AbstractIn this brief review an attempt has been made to discuss some of the important features of the vascular anatomy of angiospermous leaves, especially those related to assimilate transport. Accordingly, emphasis has been placed on the small or minor veins, which are closely related spatially to the mesophyll, and which play a major role in the uptake and subsequent transport of photosynthates from the leaf. The small veins are enclosed by bundle sheaths that intervene between the mesophyll and vascular tissues and greatly increase the area for contact with mesophyll cells. In the minor veins of dicotyledonous leaves, parenchymatic cells having organelle‐rich protoplasts and numerous cytoplasmic connections with sieve elements dominate quantitatively. It is these so‐called intermediary cells that apparently are directly involved with the loading of assimilates into the sieve elements.
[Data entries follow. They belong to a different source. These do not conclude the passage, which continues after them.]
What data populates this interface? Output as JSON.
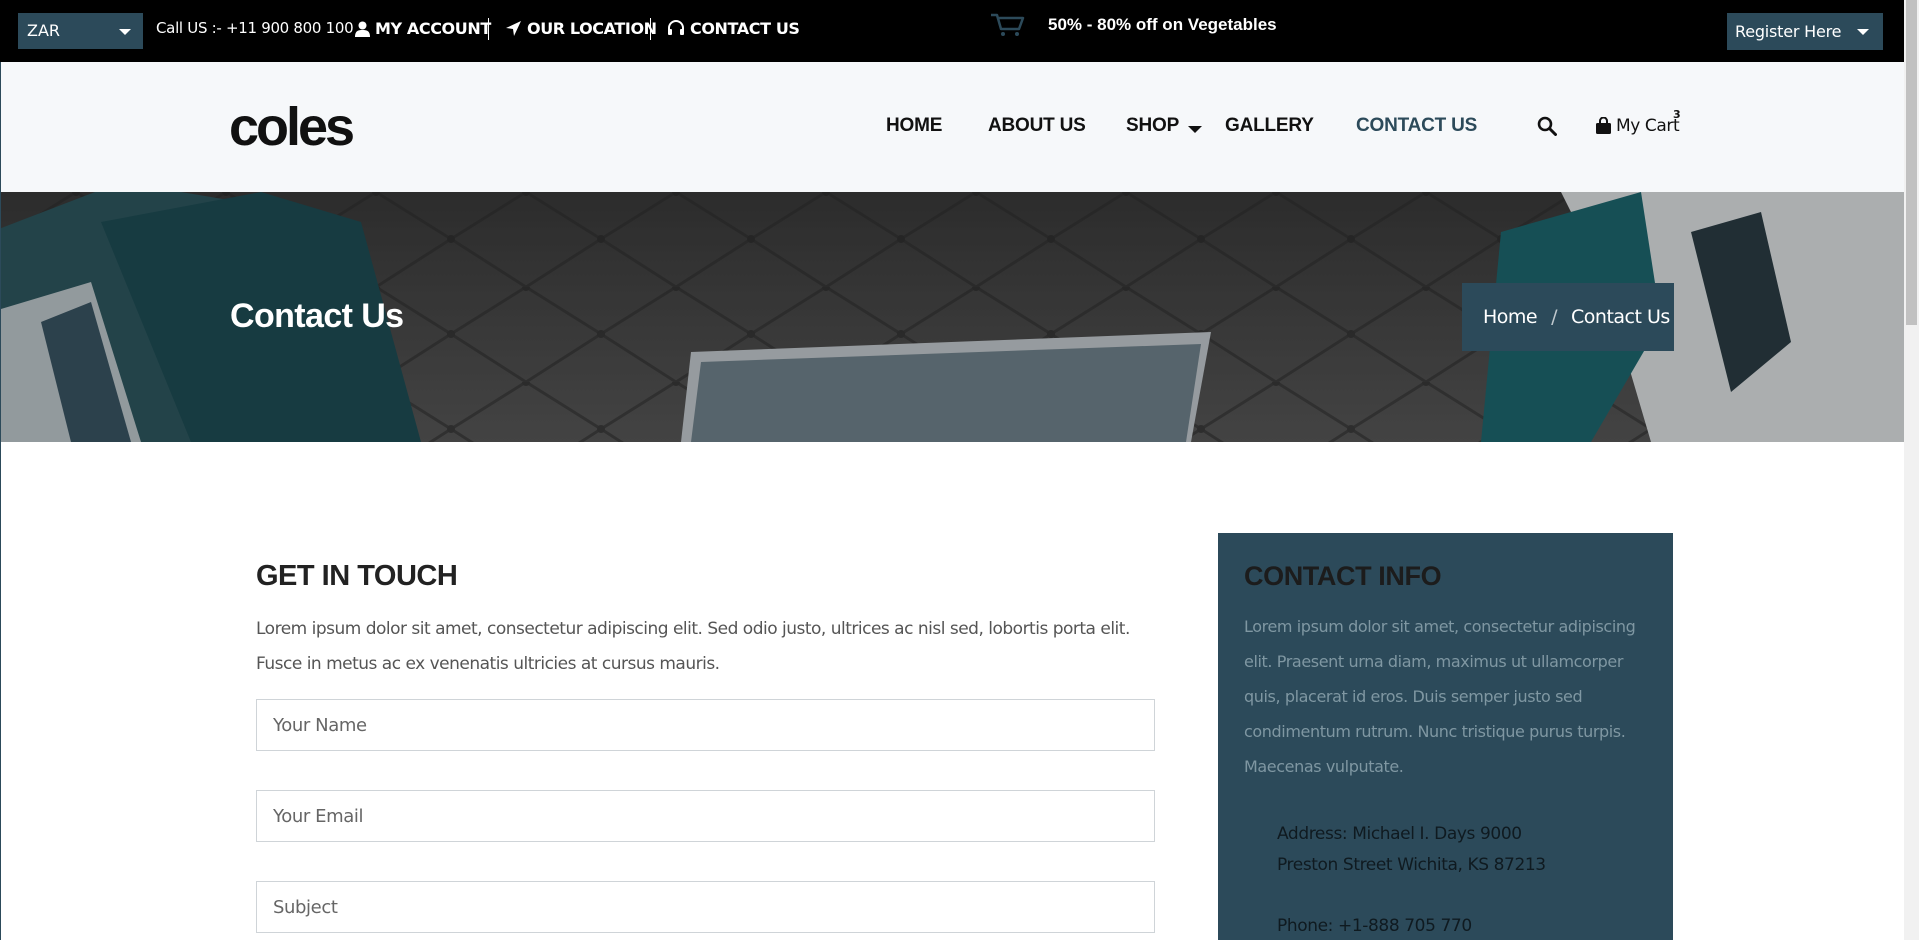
{
  "topbar": {
    "currency": "ZAR",
    "call": "Call US :- +11 900 800 100",
    "my_account": "MY ACCOUNT",
    "our_location": "OUR LOCATION",
    "contact_us": "CONTACT US",
    "promo": "50% - 80% off on Vegetables",
    "register": "Register Here"
  },
  "header": {
    "logo": "coles",
    "nav": [
      "HOME",
      "ABOUT US",
      "SHOP",
      "GALLERY",
      "CONTACT US"
    ],
    "active_nav": "CONTACT US",
    "cart_label": "My Cart",
    "cart_count": "3"
  },
  "banner": {
    "title": "Contact Us",
    "breadcrumb": [
      "Home",
      "Contact Us"
    ]
  },
  "get_in_touch": {
    "title": "GET IN TOUCH",
    "description": "Lorem ipsum dolor sit amet, consectetur adipiscing elit. Sed odio justo, ultrices ac nisl sed, lobortis porta elit. Fusce in metus ac ex venenatis ultricies at cursus mauris.",
    "fields": [
      {
        "placeholder": "Your Name",
        "value": ""
      },
      {
        "placeholder": "Your Email",
        "value": ""
      },
      {
        "placeholder": "Subject",
        "value": ""
      }
    ]
  },
  "contact_info": {
    "title": "CONTACT INFO",
    "description": "Lorem ipsum dolor sit amet, consectetur adipiscing elit. Praesent urna diam, maximus ut ullamcorper quis, placerat id eros. Duis semper justo sed condimentum rutrum. Nunc tristique purus turpis. Maecenas vulputate.",
    "address": "Address: Michael I. Days 9000 Preston Street Wichita, KS 87213",
    "phone": "Phone: +1-888 705 770"
  },
  "colors": {
    "accent": "#2c4a5a",
    "topbar_bg": "#000000",
    "header_bg": "#f6f8fa"
  },
  "icons": [
    "user-icon",
    "location-arrow-icon",
    "headset-icon",
    "cart-outline-icon",
    "search-icon",
    "shopping-bag-icon"
  ]
}
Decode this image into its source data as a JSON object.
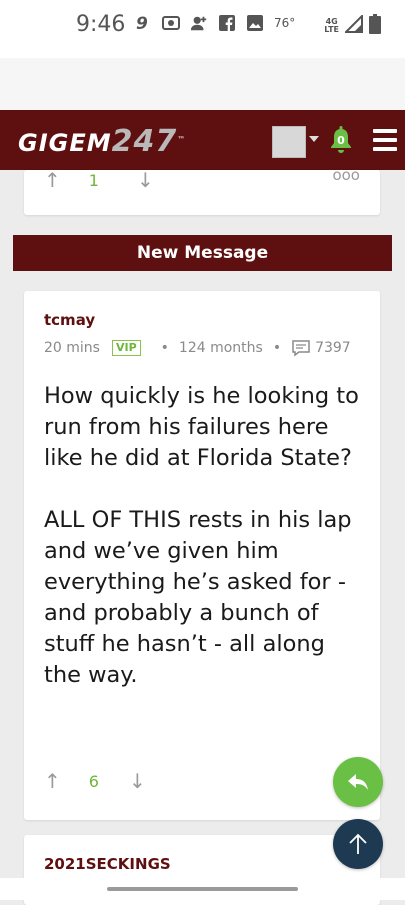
{
  "status_bar": {
    "time": "9:46",
    "temperature": "76°",
    "network": [
      "4G",
      "LTE"
    ],
    "icons": [
      "g-app-icon",
      "camera-icon",
      "add-contact-icon",
      "facebook-icon",
      "image-icon",
      "signal-icon",
      "battery-icon"
    ]
  },
  "header": {
    "logo_text": "GIGEM",
    "logo_number": "247",
    "logo_tm": "™",
    "notification_count": "0",
    "colors": {
      "brand": "#5e0f0f",
      "accent_green": "#6fb63c"
    }
  },
  "prev_post": {
    "upvotes": "1",
    "more_label": "ooo"
  },
  "banner": {
    "label": "New Message"
  },
  "post": {
    "username": "tcmay",
    "age": "20 mins",
    "badge": "VIP",
    "membership": "124 months",
    "post_count": "7397",
    "paragraphs": [
      "How quickly is he looking to run from his failures here like he did at Florida State?",
      "ALL OF THIS rests in his lap and we’ve given him everything he’s asked for - and probably a bunch of stuff he hasn’t - all along the way."
    ],
    "upvotes": "6"
  },
  "next_post": {
    "username": "2021SECKINGS"
  }
}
In the maize leaf the small and intermediate bundles have two types of sieve tubes, relatively thin‐walled ones that have numerous cytoplasmic connections with companion cells, and thick‐walled ones that lack companion cells but have numerous connections with vascular parenchyma cells. The companion cell‐sieve tube complexes are virtually isolated symplastically from other cells of the vascular bundle and from the bundle sheath. Thick‐walled sieve tubes similar to those in the maize leaf have been recorded in the leaves of other grasses.